確固たる人気と歴史を築いているシリーズですので、当然のように続編の存在をにおわせる幕引きとなるのでありますが、まあそれはそれでいいとして、続編への伏線として名前だけ登場した“トミー・オリバー”って誰?って話。

まったく意味がわからなかったので帰宅後に調べてみたら、ドラマ版で最も人気のあった6人目のパワーレンジャー、グリーンレンジャーのことらしいです。ドラマ版を嬉々として観ていた北米っ子たちはその名の登場に拍手喝采でしょうが、我々ジャップにとっては「はあ?誰それ?」って話ですわな。

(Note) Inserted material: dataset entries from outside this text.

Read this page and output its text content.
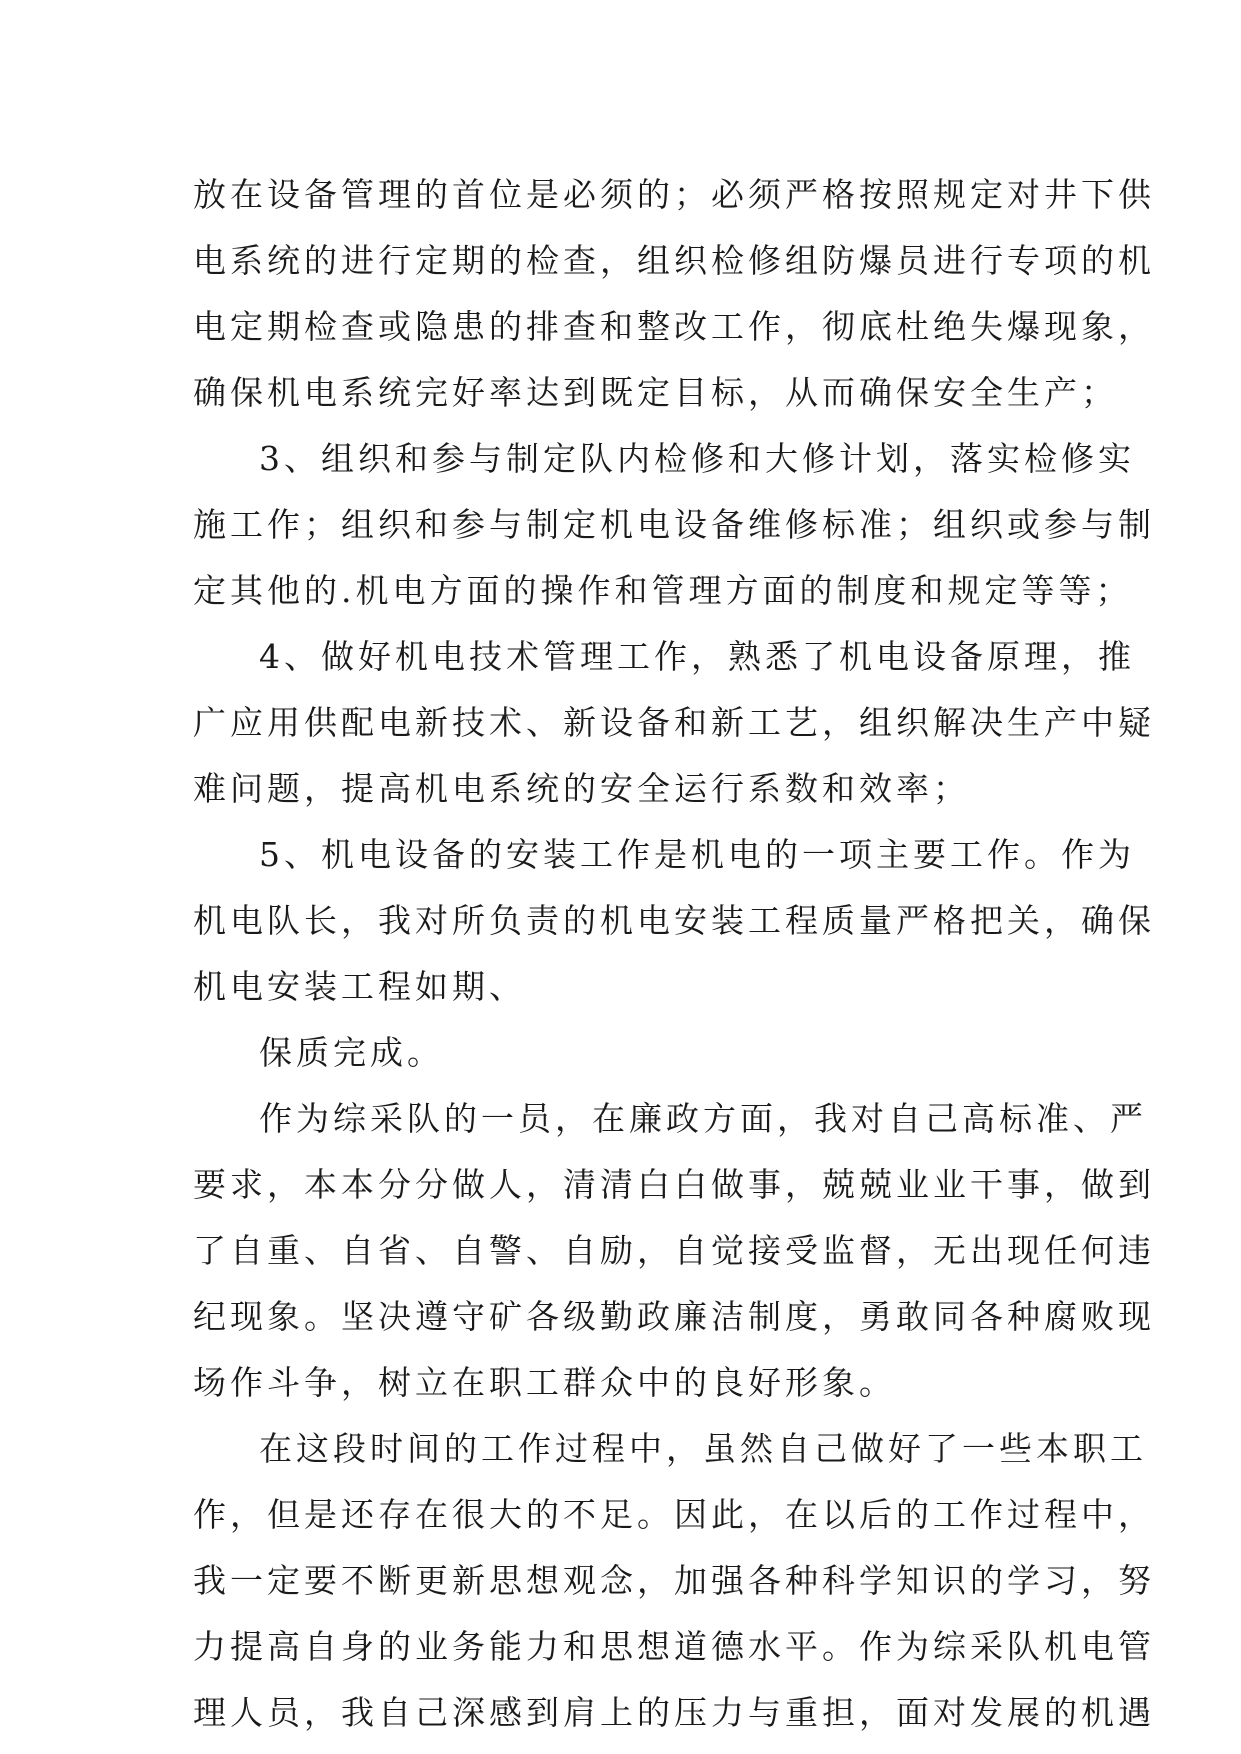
放在设备管理的首位是必须的；必须严格按照规定对井下供
电系统的进行定期的检查，组织检修组防爆员进行专项的机
电定期检查或隐患的排查和整改工作，彻底杜绝失爆现象，
确保机电系统完好率达到既定目标，从而确保安全生产；
3、组织和参与制定队内检修和大修计划，落实检修实
施工作；组织和参与制定机电设备维修标准；组织或参与制
定其他的.机电方面的操作和管理方面的制度和规定等等；
4、做好机电技术管理工作，熟悉了机电设备原理，推
广应用供配电新技术、新设备和新工艺，组织解决生产中疑
难问题，提高机电系统的安全运行系数和效率；
5、机电设备的安装工作是机电的一项主要工作。作为
机电队长，我对所负责的机电安装工程质量严格把关，确保
机电安装工程如期、
保质完成。
作为综采队的一员，在廉政方面，我对自己高标准、严
要求，本本分分做人，清清白白做事，兢兢业业干事，做到
了自重、自省、自警、自励，自觉接受监督，无出现任何违
纪现象。坚决遵守矿各级勤政廉洁制度，勇敢同各种腐败现
场作斗争，树立在职工群众中的良好形象。
在这段时间的工作过程中，虽然自己做好了一些本职工
作，但是还存在很大的不足。因此，在以后的工作过程中，
我一定要不断更新思想观念，加强各种科学知识的学习，努
力提高自身的业务能力和思想道德水平。作为综采队机电管
理人员，我自己深感到肩上的压力与重担，面对发展的机遇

しかし本国アメリカでの興行成績はあまり振るわず、何より中国での興行収入が伸び悩んだのが痛手となり、続編製作に黄色信号がともった『パワーレンジャー』。はたしてトミー・オリバー氏の登場は名前だけで終わるのか?その運命はここ日本が握っているのかも?

個人的評価:5/10点

その実青春映画の感想はこちら

コメント

  1. えるぼーロケッティア より:

    子供が劇場に全然いなくて、あれぇと思いましたが
    皆ポケモンやジブリ見て正解だったなと思ったのが正直な所です。
    本当この映画相当に焦らしますからね。
    もうこういった焦らしはギャレスだけで十分といいましょうか。

    戦闘シーンはお粗末・・・。
    人間サイズのアクションがたったあれだけ、しかも殺陣があんまりよくない。
    日本の元祖戦隊は低予算ながら頑張って見栄えのする殺陣やってのけてるし
    パワレンだってテレビの方は日本のシーンを使いまわす分重要な回では予算を
    投入してド派手な殺陣をやってくれるのに、この映画ときたらって感じです。

    メガゾードのデザインもださいし、興行的に失敗気味なのも納得でした。

    • スパイクロッド より:

      えるぼーロケッティアさん、コメントありがとうございます!

      ボクが観たときも子供はたったのひとりで、あとはおじさんばっかりでした(笑)。あんのじょうドラマパートには退屈したようで、定期的に何事かをわめいていましたし、意外なホラー風味に「こんな怖い映画観たくなかった~」と文句タラタラでした(笑)。まあ気持ちはわかる。ボクもガキの頃にこんな映画を観に来ていたら同じ反応だったことでしょう。

      満を持してやってきた戦闘シーンも、えるぼーロケッティアさんがおっしゃるようにお粗末でしたね。ボクは青春映画的ドラマ部分は気に入っただけに、ここでそれなりのものを見せてくれたらもっと評価は上がっていたのですけど、あまりに駆け足すぎましたね。長い時間を使ったドラマパートでそれなりにキャラクターの特性は描いていただけに、戦闘シーンでそれがまったく活かされないのはなぜなのでしょう?おっしゃるとおり全体的なデザインもダサいですし。ここがなんとかなってたらなぁ~という本当に惜しい作品でありました。ビンタで締めるアホらしいラストは嫌いじゃないですけどね(笑)。